I am able to reproduce the issue, but it is not a problem with pyodbc per se; it is a pandas issue. I get the same result if I use mysqlclient, which is SQLAlchemy's preferred DBAPI layer for working with MySQL:
connection_uri = 'mysql+mysqldb://scott:tiger@192.168.0.199/test'
engine = sa.create_engine(connection_uri, echo=True)
sql = """\
SELECT 1 AS foo
UNION ALL
SELECT NULL AS foo
"""
df = pd.read_sql_query(sql, engine)
print(df)
"""
foo
0 1.0
1 NaN
"""
print(df.info())
"""
<class 'pandas.core.frame.DataFrame'>
RangeIndex: 2 entries, 0 to 1
Data columns (total 1 columns):
# Column Non-Null Count Dtype
--- ------ -------------- -----
0 foo 1 non-null float64
dtypes: float64(1)
memory usage: 144.0 bytes
None
"""
This is not a bug but normal behavior of pandas.
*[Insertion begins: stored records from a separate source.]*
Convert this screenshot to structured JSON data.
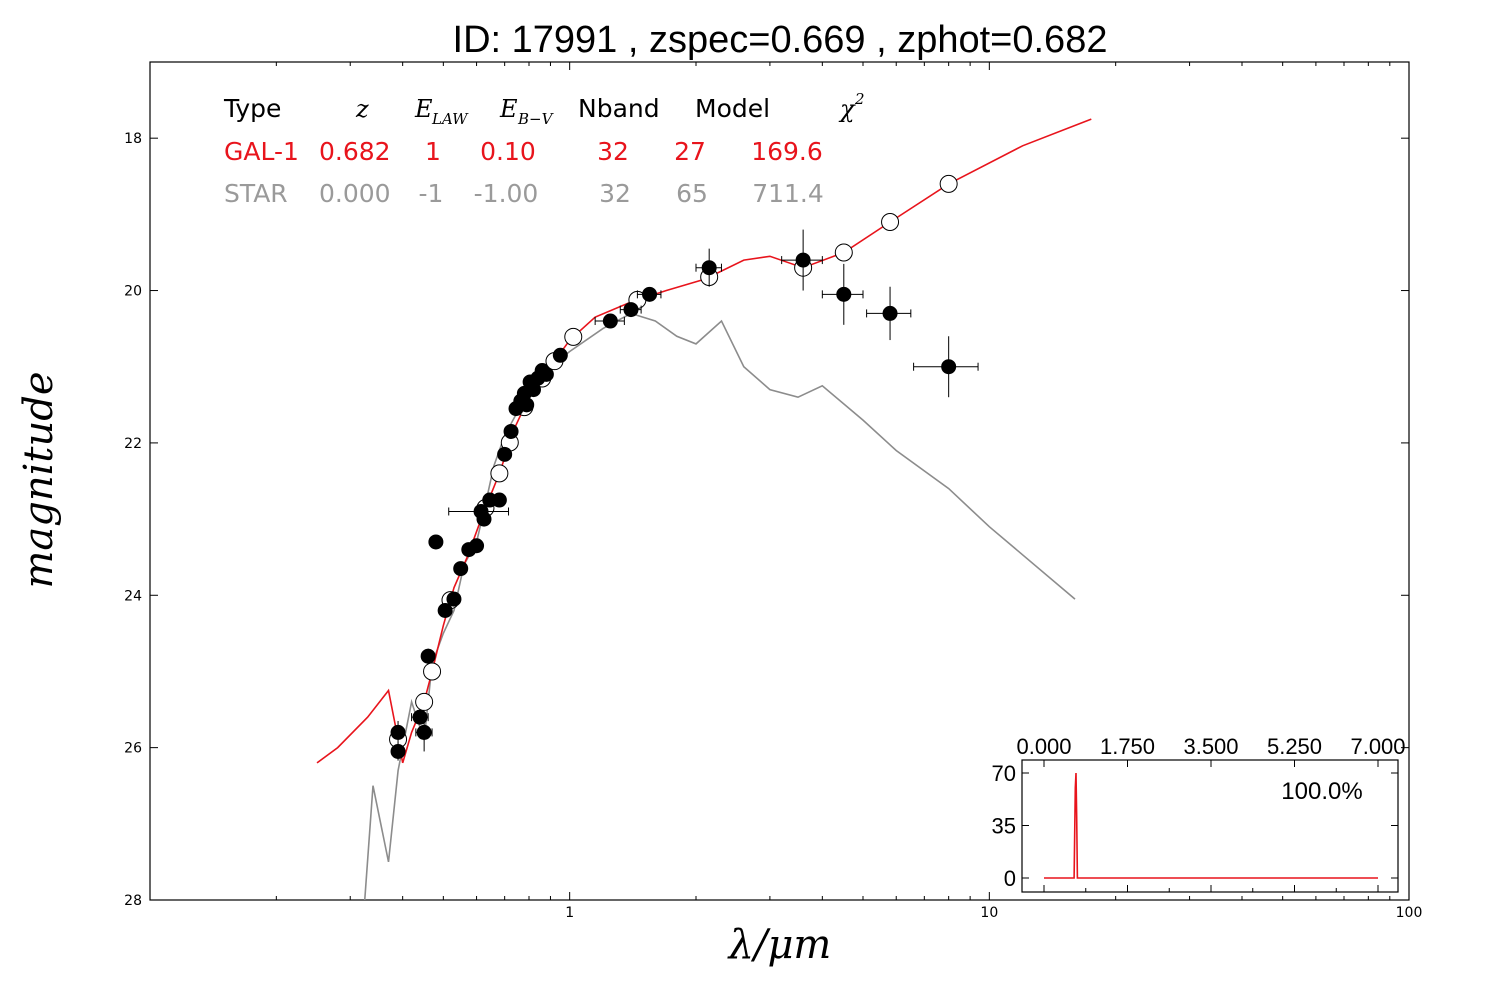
{
  "title": "ID:  17991 , zspec=0.669 , zphot=0.682",
  "colors": {
    "galaxy": "#e8141c",
    "star": "#8c8c8c",
    "star_text": "#9a9a9a",
    "axis": "#000000"
  },
  "table": {
    "headers": {
      "type": "Type",
      "z": "z",
      "elaw": "E",
      "elaw_sub": "LAW",
      "ebv": "E",
      "ebv_sub": "B−V",
      "nband": "Nband",
      "model": "Model",
      "chi": "χ",
      "chi_sup": "2"
    },
    "rows": [
      {
        "type": "GAL-1",
        "z": "0.682",
        "elaw": "1",
        "ebv": "0.10",
        "nband": "32",
        "model": "27",
        "chi2": "169.6"
      },
      {
        "type": "STAR",
        "z": "0.000",
        "elaw": "-1",
        "ebv": "-1.00",
        "nband": "32",
        "model": "65",
        "chi2": "711.4"
      }
    ]
  },
  "chart_data": {
    "type": "scatter",
    "xlabel": "λ/μm",
    "ylabel": "magnitude",
    "x_scale": "log",
    "xlim": [
      0.1,
      100
    ],
    "ylim": [
      28,
      17
    ],
    "x_ticks": [
      "1",
      "10",
      "100"
    ],
    "y_ticks": [
      "18",
      "20",
      "22",
      "24",
      "26",
      "28"
    ],
    "observed": [
      {
        "x": 0.39,
        "y": 25.8,
        "xerr": 0.006,
        "yerr": 0.15
      },
      {
        "x": 0.39,
        "y": 26.05,
        "xerr": 0.005,
        "yerr": 0.12
      },
      {
        "x": 0.44,
        "y": 25.6,
        "xerr": 0.02,
        "yerr": 0.1
      },
      {
        "x": 0.45,
        "y": 25.8,
        "xerr": 0.02,
        "yerr": 0.25
      },
      {
        "x": 0.46,
        "y": 24.8,
        "xerr": 0.01,
        "yerr": 0.1
      },
      {
        "x": 0.48,
        "y": 23.3,
        "xerr": 0.01,
        "yerr": 0.06
      },
      {
        "x": 0.505,
        "y": 24.2,
        "xerr": 0.01,
        "yerr": 0.05
      },
      {
        "x": 0.53,
        "y": 24.05,
        "xerr": 0.01,
        "yerr": 0.05
      },
      {
        "x": 0.55,
        "y": 23.65,
        "xerr": 0.01,
        "yerr": 0.05
      },
      {
        "x": 0.575,
        "y": 23.4,
        "xerr": 0.01,
        "yerr": 0.05
      },
      {
        "x": 0.6,
        "y": 23.35,
        "xerr": 0.01,
        "yerr": 0.05
      },
      {
        "x": 0.615,
        "y": 22.9,
        "xerr": 0.1,
        "yerr": 0.05
      },
      {
        "x": 0.625,
        "y": 23.0,
        "xerr": 0.01,
        "yerr": 0.05
      },
      {
        "x": 0.645,
        "y": 22.75,
        "xerr": 0.01,
        "yerr": 0.05
      },
      {
        "x": 0.68,
        "y": 22.75,
        "xerr": 0.01,
        "yerr": 0.05
      },
      {
        "x": 0.7,
        "y": 22.15,
        "xerr": 0.01,
        "yerr": 0.05
      },
      {
        "x": 0.725,
        "y": 21.85,
        "xerr": 0.01,
        "yerr": 0.05
      },
      {
        "x": 0.745,
        "y": 21.55,
        "xerr": 0.01,
        "yerr": 0.05
      },
      {
        "x": 0.765,
        "y": 21.45,
        "xerr": 0.02,
        "yerr": 0.05
      },
      {
        "x": 0.78,
        "y": 21.35,
        "xerr": 0.02,
        "yerr": 0.05
      },
      {
        "x": 0.79,
        "y": 21.5,
        "xerr": 0.02,
        "yerr": 0.05
      },
      {
        "x": 0.805,
        "y": 21.2,
        "xerr": 0.02,
        "yerr": 0.05
      },
      {
        "x": 0.82,
        "y": 21.3,
        "xerr": 0.02,
        "yerr": 0.05
      },
      {
        "x": 0.84,
        "y": 21.15,
        "xerr": 0.02,
        "yerr": 0.05
      },
      {
        "x": 0.86,
        "y": 21.05,
        "xerr": 0.02,
        "yerr": 0.05
      },
      {
        "x": 0.88,
        "y": 21.1,
        "xerr": 0.02,
        "yerr": 0.05
      },
      {
        "x": 0.95,
        "y": 20.85,
        "xerr": 0.03,
        "yerr": 0.05
      },
      {
        "x": 1.25,
        "y": 20.4,
        "xerr": 0.1,
        "yerr": 0.05
      },
      {
        "x": 1.4,
        "y": 20.25,
        "xerr": 0.08,
        "yerr": 0.05
      },
      {
        "x": 1.55,
        "y": 20.05,
        "xerr": 0.1,
        "yerr": 0.05
      },
      {
        "x": 2.15,
        "y": 19.7,
        "xerr": 0.15,
        "yerr": 0.25
      },
      {
        "x": 3.6,
        "y": 19.6,
        "xerr": 0.4,
        "yerr": 0.4
      },
      {
        "x": 4.5,
        "y": 20.05,
        "xerr": 0.5,
        "yerr": 0.4
      },
      {
        "x": 5.8,
        "y": 20.3,
        "xerr": 0.7,
        "yerr": 0.35
      },
      {
        "x": 8.0,
        "y": 21.0,
        "xerr": 1.4,
        "yerr": 0.4
      }
    ],
    "model_galaxy": [
      {
        "x": 0.25,
        "y": 26.2
      },
      {
        "x": 0.28,
        "y": 26.0
      },
      {
        "x": 0.33,
        "y": 25.6
      },
      {
        "x": 0.37,
        "y": 25.25
      },
      {
        "x": 0.4,
        "y": 26.2
      },
      {
        "x": 0.42,
        "y": 25.8
      },
      {
        "x": 0.45,
        "y": 25.4
      },
      {
        "x": 0.47,
        "y": 25.0
      },
      {
        "x": 0.5,
        "y": 24.4
      },
      {
        "x": 0.53,
        "y": 23.9
      },
      {
        "x": 0.57,
        "y": 23.5
      },
      {
        "x": 0.62,
        "y": 22.95
      },
      {
        "x": 0.68,
        "y": 22.4
      },
      {
        "x": 0.74,
        "y": 21.8
      },
      {
        "x": 0.8,
        "y": 21.4
      },
      {
        "x": 0.9,
        "y": 21.0
      },
      {
        "x": 1.0,
        "y": 20.65
      },
      {
        "x": 1.15,
        "y": 20.35
      },
      {
        "x": 1.4,
        "y": 20.15
      },
      {
        "x": 1.7,
        "y": 20.0
      },
      {
        "x": 2.1,
        "y": 19.85
      },
      {
        "x": 2.6,
        "y": 19.6
      },
      {
        "x": 3.0,
        "y": 19.55
      },
      {
        "x": 3.6,
        "y": 19.7
      },
      {
        "x": 4.5,
        "y": 19.5
      },
      {
        "x": 5.8,
        "y": 19.1
      },
      {
        "x": 8.0,
        "y": 18.6
      },
      {
        "x": 12.0,
        "y": 18.1
      },
      {
        "x": 17.5,
        "y": 17.75
      }
    ],
    "model_star": [
      {
        "x": 0.32,
        "y": 28.5
      },
      {
        "x": 0.34,
        "y": 26.5
      },
      {
        "x": 0.37,
        "y": 27.5
      },
      {
        "x": 0.39,
        "y": 26.3
      },
      {
        "x": 0.42,
        "y": 25.4
      },
      {
        "x": 0.45,
        "y": 25.9
      },
      {
        "x": 0.47,
        "y": 24.9
      },
      {
        "x": 0.5,
        "y": 24.5
      },
      {
        "x": 0.53,
        "y": 24.2
      },
      {
        "x": 0.56,
        "y": 23.6
      },
      {
        "x": 0.6,
        "y": 23.3
      },
      {
        "x": 0.63,
        "y": 22.8
      },
      {
        "x": 0.66,
        "y": 22.3
      },
      {
        "x": 0.7,
        "y": 21.9
      },
      {
        "x": 0.75,
        "y": 21.6
      },
      {
        "x": 0.8,
        "y": 21.3
      },
      {
        "x": 0.9,
        "y": 21.0
      },
      {
        "x": 1.0,
        "y": 20.8
      },
      {
        "x": 1.2,
        "y": 20.5
      },
      {
        "x": 1.4,
        "y": 20.3
      },
      {
        "x": 1.6,
        "y": 20.4
      },
      {
        "x": 1.8,
        "y": 20.6
      },
      {
        "x": 2.0,
        "y": 20.7
      },
      {
        "x": 2.3,
        "y": 20.4
      },
      {
        "x": 2.6,
        "y": 21.0
      },
      {
        "x": 3.0,
        "y": 21.3
      },
      {
        "x": 3.5,
        "y": 21.4
      },
      {
        "x": 4.0,
        "y": 21.25
      },
      {
        "x": 5.0,
        "y": 21.7
      },
      {
        "x": 6.0,
        "y": 22.1
      },
      {
        "x": 8.0,
        "y": 22.6
      },
      {
        "x": 10.0,
        "y": 23.1
      },
      {
        "x": 16.0,
        "y": 24.05
      }
    ],
    "inset": {
      "type": "line",
      "xlim": [
        0.0,
        7.0
      ],
      "ylim": [
        0,
        75
      ],
      "x_ticks": [
        "0.000",
        "1.750",
        "3.500",
        "5.250",
        "7.000"
      ],
      "y_ticks": [
        "0",
        "35",
        "70"
      ],
      "annotation": "100.0%",
      "pdf": [
        {
          "x": 0.0,
          "y": 0
        },
        {
          "x": 0.63,
          "y": 0
        },
        {
          "x": 0.655,
          "y": 60
        },
        {
          "x": 0.67,
          "y": 70
        },
        {
          "x": 0.685,
          "y": 40
        },
        {
          "x": 0.7,
          "y": 0
        },
        {
          "x": 7.0,
          "y": 0
        }
      ]
    }
  }
}
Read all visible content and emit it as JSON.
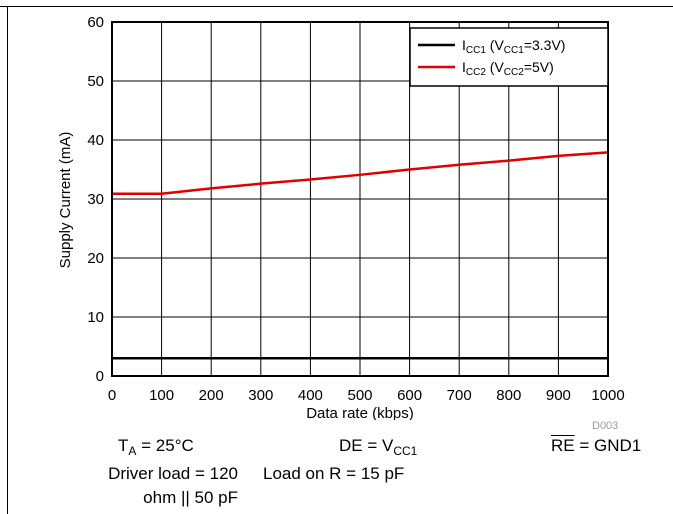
{
  "chart_data": {
    "type": "line",
    "title": "",
    "xlabel": "Data rate (kbps)",
    "ylabel": "Supply Current (mA)",
    "xlim": [
      0,
      1000
    ],
    "ylim": [
      0,
      60
    ],
    "xticks": [
      0,
      100,
      200,
      300,
      400,
      500,
      600,
      700,
      800,
      900,
      1000
    ],
    "yticks": [
      0,
      10,
      20,
      30,
      40,
      50,
      60
    ],
    "grid": true,
    "legend_position": "top-right",
    "series": [
      {
        "name": "ICC1 (VCC1=3.3V)",
        "color": "#000000",
        "x": [
          0,
          100,
          200,
          300,
          400,
          500,
          600,
          700,
          800,
          900,
          1000
        ],
        "y": [
          3,
          3,
          3,
          3,
          3,
          3,
          3,
          3,
          3,
          3,
          3
        ]
      },
      {
        "name": "ICC2 (VCC2=5V)",
        "color": "#e00000",
        "x": [
          0,
          100,
          200,
          300,
          400,
          500,
          600,
          700,
          800,
          900,
          1000
        ],
        "y": [
          30.9,
          30.9,
          31.8,
          32.6,
          33.3,
          34.1,
          35.0,
          35.8,
          36.5,
          37.3,
          37.9
        ]
      }
    ],
    "legend": [
      {
        "main": "I",
        "sub1": "CC1",
        "mid": " (V",
        "sub2": "CC1",
        "tail": "=3.3V)"
      },
      {
        "main": "I",
        "sub1": "CC2",
        "mid": " (V",
        "sub2": "CC2",
        "tail": "=5V)"
      }
    ],
    "figure_id": "D003"
  },
  "notes": {
    "ta_main": "T",
    "ta_sub": "A",
    "ta_tail": " = 25°C",
    "de_main": "DE = V",
    "de_sub": "CC1",
    "re_bar": "RE",
    "re_tail": " = GND1",
    "driver_load_line1": "Driver load = 120",
    "driver_load_line2": "ohm || 50 pF",
    "load_on_r": "Load on R = 15 pF"
  }
}
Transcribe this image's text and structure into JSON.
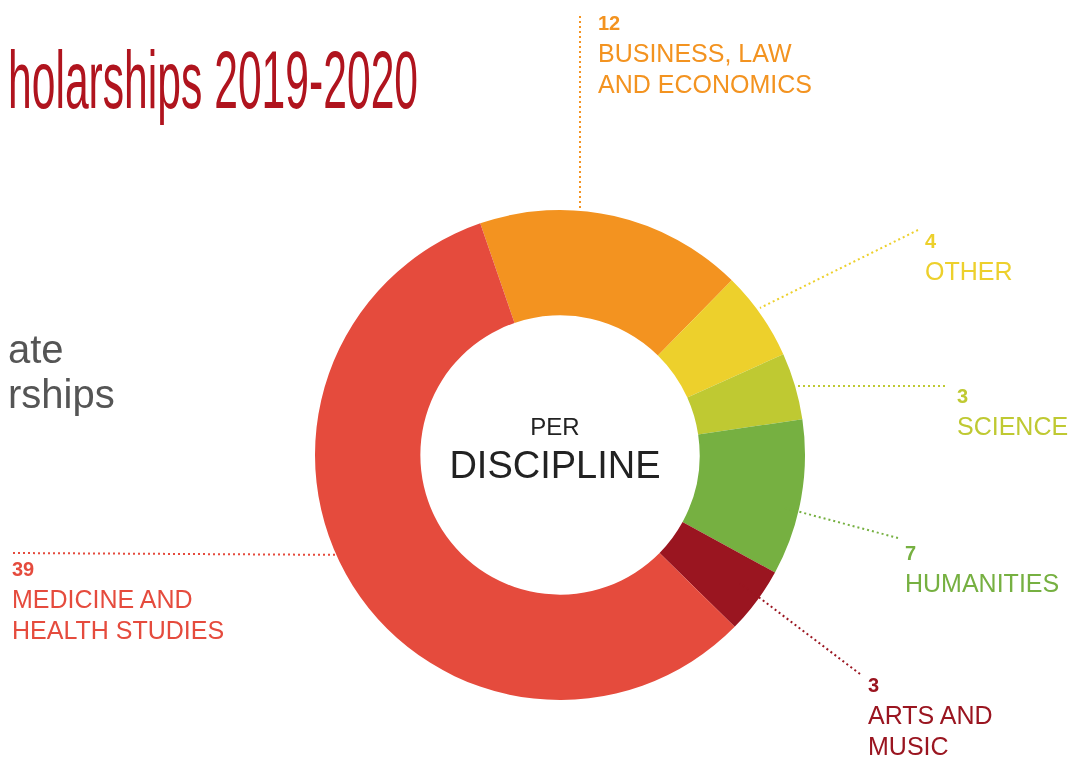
{
  "chart_data": {
    "type": "donut",
    "title": "holarships 2019-2020",
    "categories": [
      "BUSINESS, LAW AND ECONOMICS",
      "OTHER",
      "SCIENCE",
      "HUMANITIES",
      "ARTS AND MUSIC",
      "MEDICINE AND HEALTH STUDIES"
    ],
    "values": [
      12,
      4,
      3,
      7,
      3,
      39
    ],
    "colors": [
      "#f39320",
      "#edd02c",
      "#bfc932",
      "#76b041",
      "#9a1520",
      "#e54b3d"
    ],
    "data_labels": true,
    "annotations": [
      "PER DISCIPLINE",
      "ate rships"
    ]
  }
}
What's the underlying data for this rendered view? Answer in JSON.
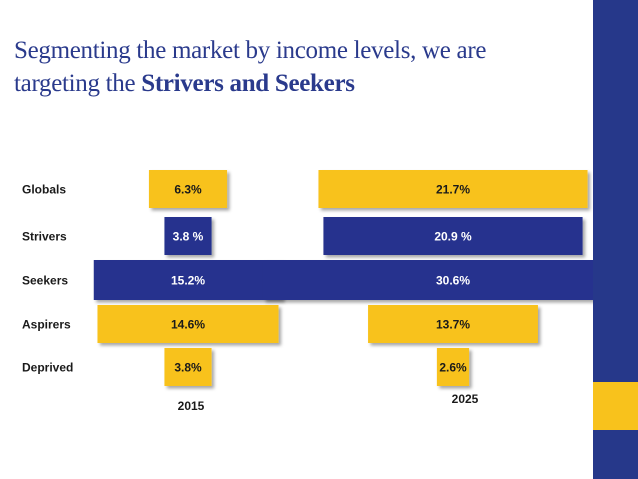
{
  "slide": {
    "title_line1": "Segmenting the market by income levels, we are",
    "title_line2_plain": "targeting the ",
    "title_line2_bold": "Strivers and Seekers"
  },
  "colors": {
    "yellow": "#F8C21C",
    "blue": "#26338E",
    "sidebar_blue": "#26388A",
    "sidebar_yellow": "#F8C21C"
  },
  "chart_data": {
    "type": "bar",
    "categories": [
      "Globals",
      "Strivers",
      "Seekers",
      "Aspirers",
      "Deprived"
    ],
    "series": [
      {
        "name": "2015",
        "values": [
          6.3,
          3.8,
          15.2,
          14.6,
          3.8
        ],
        "labels": [
          "6.3%",
          "3.8 %",
          "15.2%",
          "14.6%",
          "3.8%"
        ]
      },
      {
        "name": "2025",
        "values": [
          21.7,
          20.9,
          30.6,
          13.7,
          2.6
        ],
        "labels": [
          "21.7%",
          "20.9 %",
          "30.6%",
          "13.7%",
          "2.6%"
        ]
      }
    ],
    "bar_colors": [
      "yellow",
      "blue",
      "blue",
      "yellow",
      "yellow"
    ]
  }
}
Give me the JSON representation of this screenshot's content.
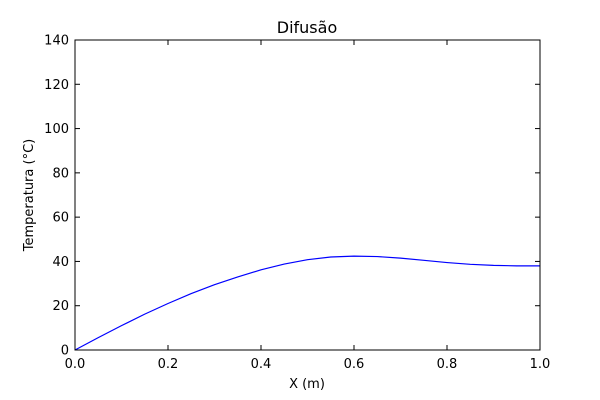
{
  "chart_data": {
    "type": "line",
    "title": "Difusão",
    "xlabel": "X (m)",
    "ylabel": "Temperatura (°C)",
    "xlim": [
      0,
      1
    ],
    "ylim": [
      0,
      140
    ],
    "xticks": [
      0.0,
      0.2,
      0.4,
      0.6,
      0.8,
      1.0
    ],
    "xtick_labels": [
      "0.0",
      "0.2",
      "0.4",
      "0.6",
      "0.8",
      "1.0"
    ],
    "yticks": [
      0,
      20,
      40,
      60,
      80,
      100,
      120,
      140
    ],
    "ytick_labels": [
      "0",
      "20",
      "40",
      "60",
      "80",
      "100",
      "120",
      "140"
    ],
    "grid": false,
    "series": [
      {
        "color": "#0000ff",
        "x": [
          0.0,
          0.05,
          0.1,
          0.15,
          0.2,
          0.25,
          0.3,
          0.35,
          0.4,
          0.45,
          0.5,
          0.55,
          0.6,
          0.65,
          0.7,
          0.75,
          0.8,
          0.85,
          0.9,
          0.95,
          1.0
        ],
        "y": [
          0.0,
          5.6,
          11.0,
          16.2,
          21.0,
          25.5,
          29.5,
          33.0,
          36.2,
          38.8,
          40.8,
          42.0,
          42.4,
          42.2,
          41.5,
          40.5,
          39.5,
          38.7,
          38.2,
          38.0,
          38.0
        ]
      }
    ]
  }
}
Pandas reflects missing data as np.nan which itself is of dtype float64. This is why pandas casts series of integers that is missing values to float64 dtype (link).
I am trying to read a stored procedure by using pandas.read_sql method in Python by using the pyodbc driver. The issue I have is when Pandas reads data, it converts int columns to float which have Null values in it.